My uncle and grandpa on my mom’s side of the family raised a few cattle. My mom loved to take a trip to her parent’s house, who at the time lived in Coweta, Okla., and milk the Jersey cow. She loved fresh cow milk. I didn’t care for it. I liked the store bought kind.
Later, after my parents moved to their acreage south of Tulsa, my mom got her own Jersey cow and milked it for years. My dad raised a few cattle and the neighbor to the west let him graze his cattle on his land.
When others asked how many cattle he had, my dad would say, “Under 100.”

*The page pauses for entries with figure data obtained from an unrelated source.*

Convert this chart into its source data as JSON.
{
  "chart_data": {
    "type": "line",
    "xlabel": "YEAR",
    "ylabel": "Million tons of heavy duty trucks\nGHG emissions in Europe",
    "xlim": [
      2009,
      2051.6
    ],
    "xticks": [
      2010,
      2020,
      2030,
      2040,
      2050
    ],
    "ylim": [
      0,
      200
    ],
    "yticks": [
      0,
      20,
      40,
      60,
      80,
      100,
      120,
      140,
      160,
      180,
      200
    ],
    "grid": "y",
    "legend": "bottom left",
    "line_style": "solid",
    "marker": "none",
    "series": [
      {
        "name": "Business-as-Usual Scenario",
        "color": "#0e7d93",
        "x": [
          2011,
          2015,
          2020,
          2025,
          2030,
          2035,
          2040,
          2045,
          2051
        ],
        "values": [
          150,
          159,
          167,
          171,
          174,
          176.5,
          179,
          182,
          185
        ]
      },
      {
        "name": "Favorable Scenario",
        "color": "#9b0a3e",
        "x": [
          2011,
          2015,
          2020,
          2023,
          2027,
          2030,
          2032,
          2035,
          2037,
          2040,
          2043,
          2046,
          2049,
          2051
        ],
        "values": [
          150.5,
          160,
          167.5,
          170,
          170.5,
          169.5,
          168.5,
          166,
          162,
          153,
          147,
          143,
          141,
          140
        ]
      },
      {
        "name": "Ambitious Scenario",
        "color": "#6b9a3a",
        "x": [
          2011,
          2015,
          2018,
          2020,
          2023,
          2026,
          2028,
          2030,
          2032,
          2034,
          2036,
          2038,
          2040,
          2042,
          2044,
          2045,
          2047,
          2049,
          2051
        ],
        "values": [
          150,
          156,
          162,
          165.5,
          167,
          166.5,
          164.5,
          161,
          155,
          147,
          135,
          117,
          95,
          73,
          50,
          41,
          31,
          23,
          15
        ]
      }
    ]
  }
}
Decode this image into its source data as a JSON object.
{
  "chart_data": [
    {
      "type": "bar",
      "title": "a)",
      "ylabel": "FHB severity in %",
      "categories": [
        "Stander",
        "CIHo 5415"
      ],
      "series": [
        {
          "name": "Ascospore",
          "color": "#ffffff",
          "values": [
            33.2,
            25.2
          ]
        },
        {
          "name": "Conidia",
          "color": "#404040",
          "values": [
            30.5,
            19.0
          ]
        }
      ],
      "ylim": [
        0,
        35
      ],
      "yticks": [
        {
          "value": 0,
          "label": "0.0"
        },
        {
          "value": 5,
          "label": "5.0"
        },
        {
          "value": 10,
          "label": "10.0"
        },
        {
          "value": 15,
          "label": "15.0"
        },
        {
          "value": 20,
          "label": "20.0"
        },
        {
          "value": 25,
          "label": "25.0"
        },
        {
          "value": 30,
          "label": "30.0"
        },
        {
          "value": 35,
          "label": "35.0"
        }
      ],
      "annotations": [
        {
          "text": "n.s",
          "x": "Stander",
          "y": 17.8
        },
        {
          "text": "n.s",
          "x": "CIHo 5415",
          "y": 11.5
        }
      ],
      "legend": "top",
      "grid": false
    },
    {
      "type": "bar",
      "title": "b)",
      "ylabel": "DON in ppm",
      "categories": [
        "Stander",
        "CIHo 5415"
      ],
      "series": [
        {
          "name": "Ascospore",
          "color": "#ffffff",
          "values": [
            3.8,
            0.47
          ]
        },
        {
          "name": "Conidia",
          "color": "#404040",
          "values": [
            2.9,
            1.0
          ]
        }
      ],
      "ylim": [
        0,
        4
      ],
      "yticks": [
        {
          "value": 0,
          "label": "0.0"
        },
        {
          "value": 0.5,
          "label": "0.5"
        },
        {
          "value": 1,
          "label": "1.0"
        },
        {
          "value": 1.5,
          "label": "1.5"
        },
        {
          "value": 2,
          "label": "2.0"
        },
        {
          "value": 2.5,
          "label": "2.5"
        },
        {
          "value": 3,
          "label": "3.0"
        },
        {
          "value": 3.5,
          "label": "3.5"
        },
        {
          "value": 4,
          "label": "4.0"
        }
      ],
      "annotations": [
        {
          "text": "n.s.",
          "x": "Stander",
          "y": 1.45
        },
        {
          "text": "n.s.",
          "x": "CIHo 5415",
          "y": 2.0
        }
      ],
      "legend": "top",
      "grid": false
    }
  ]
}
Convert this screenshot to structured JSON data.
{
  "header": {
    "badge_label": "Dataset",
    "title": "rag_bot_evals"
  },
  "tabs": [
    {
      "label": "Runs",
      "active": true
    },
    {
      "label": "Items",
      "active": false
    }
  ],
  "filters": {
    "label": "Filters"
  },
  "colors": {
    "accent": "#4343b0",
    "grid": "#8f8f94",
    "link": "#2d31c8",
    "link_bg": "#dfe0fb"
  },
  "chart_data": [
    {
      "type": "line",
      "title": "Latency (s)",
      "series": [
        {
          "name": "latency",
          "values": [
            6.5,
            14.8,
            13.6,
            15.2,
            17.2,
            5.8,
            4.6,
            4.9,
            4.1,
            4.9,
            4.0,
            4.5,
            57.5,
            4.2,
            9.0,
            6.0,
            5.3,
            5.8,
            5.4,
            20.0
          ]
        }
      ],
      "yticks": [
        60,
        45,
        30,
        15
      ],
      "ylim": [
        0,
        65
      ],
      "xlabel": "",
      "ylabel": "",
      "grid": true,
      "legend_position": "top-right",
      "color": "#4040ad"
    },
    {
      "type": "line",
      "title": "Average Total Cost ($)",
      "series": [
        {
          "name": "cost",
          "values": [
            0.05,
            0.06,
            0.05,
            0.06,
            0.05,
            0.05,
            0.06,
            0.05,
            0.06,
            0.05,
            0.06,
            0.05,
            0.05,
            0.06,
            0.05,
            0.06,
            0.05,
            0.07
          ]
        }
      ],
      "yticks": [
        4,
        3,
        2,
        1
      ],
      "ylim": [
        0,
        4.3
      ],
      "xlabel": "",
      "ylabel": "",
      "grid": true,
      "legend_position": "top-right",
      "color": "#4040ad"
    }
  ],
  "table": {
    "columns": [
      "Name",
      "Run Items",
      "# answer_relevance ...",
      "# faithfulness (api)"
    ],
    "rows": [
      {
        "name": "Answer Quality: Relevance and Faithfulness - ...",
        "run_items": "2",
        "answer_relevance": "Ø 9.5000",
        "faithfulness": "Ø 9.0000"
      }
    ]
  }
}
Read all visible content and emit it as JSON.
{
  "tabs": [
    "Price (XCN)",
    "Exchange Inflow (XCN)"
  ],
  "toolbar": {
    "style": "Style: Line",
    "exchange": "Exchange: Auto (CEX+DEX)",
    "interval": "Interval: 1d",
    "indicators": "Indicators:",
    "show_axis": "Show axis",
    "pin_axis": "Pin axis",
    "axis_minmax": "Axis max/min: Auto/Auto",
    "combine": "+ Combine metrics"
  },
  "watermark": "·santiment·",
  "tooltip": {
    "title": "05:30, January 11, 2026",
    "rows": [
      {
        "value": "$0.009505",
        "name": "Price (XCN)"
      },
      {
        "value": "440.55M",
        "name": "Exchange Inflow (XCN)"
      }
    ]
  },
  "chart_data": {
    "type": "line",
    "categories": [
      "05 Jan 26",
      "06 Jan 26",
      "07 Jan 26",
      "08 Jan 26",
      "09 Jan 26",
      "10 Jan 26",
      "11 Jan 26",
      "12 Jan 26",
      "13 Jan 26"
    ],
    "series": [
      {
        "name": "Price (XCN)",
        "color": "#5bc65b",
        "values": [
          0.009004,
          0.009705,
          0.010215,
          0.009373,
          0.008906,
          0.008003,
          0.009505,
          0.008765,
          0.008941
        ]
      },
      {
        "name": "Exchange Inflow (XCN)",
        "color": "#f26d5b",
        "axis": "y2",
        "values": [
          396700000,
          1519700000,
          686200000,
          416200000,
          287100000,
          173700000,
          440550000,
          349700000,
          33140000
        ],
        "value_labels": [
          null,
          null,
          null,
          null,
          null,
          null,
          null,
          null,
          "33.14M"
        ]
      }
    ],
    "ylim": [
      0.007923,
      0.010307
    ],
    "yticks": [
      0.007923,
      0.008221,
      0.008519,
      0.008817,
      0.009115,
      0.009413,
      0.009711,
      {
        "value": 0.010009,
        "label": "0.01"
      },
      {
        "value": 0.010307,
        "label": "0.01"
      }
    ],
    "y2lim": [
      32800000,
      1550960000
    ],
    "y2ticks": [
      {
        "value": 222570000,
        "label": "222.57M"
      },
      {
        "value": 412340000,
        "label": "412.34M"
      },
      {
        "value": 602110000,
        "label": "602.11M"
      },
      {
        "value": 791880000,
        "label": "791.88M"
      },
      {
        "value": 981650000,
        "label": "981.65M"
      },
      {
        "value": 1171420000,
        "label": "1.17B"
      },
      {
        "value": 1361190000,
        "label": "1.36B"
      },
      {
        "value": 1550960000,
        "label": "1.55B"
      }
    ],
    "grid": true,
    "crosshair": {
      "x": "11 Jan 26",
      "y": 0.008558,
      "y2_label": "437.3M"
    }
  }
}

He would sell his calves every December at the Tulsa Stockyards and use the money to buy the family Christmas gifts. He also saved pop cans at work and he’d load his truck full of them and cash them. Oklahoma didn’t, and may not to this day, have a bottle bill. So, cans sold at the price of scrape aluminum. He raised about $50 and would take us all out to eat at Bob’s Fish and Fowl, a fried food delicacy in southeast Tulsa.
Anytime we stopped for lunch or supper at Bob’s, my dad would always tell me to pass the salad and bread and get to the meat. “You will fill up on bread and salad and won’t have any room for the fish and chicken,” he’d tell me.
Life is all about learning and trying new adventures and we all know that 2020 has been an adventure.
Well, a new year is upon us, so go out and make the best of it. Follow your dreams and keeping on moving forward one step at time. Just don’t forget to latch the gate.
Happy New Year, all!
Have a great week and always remember that “Good Things are Happening,” every day and always.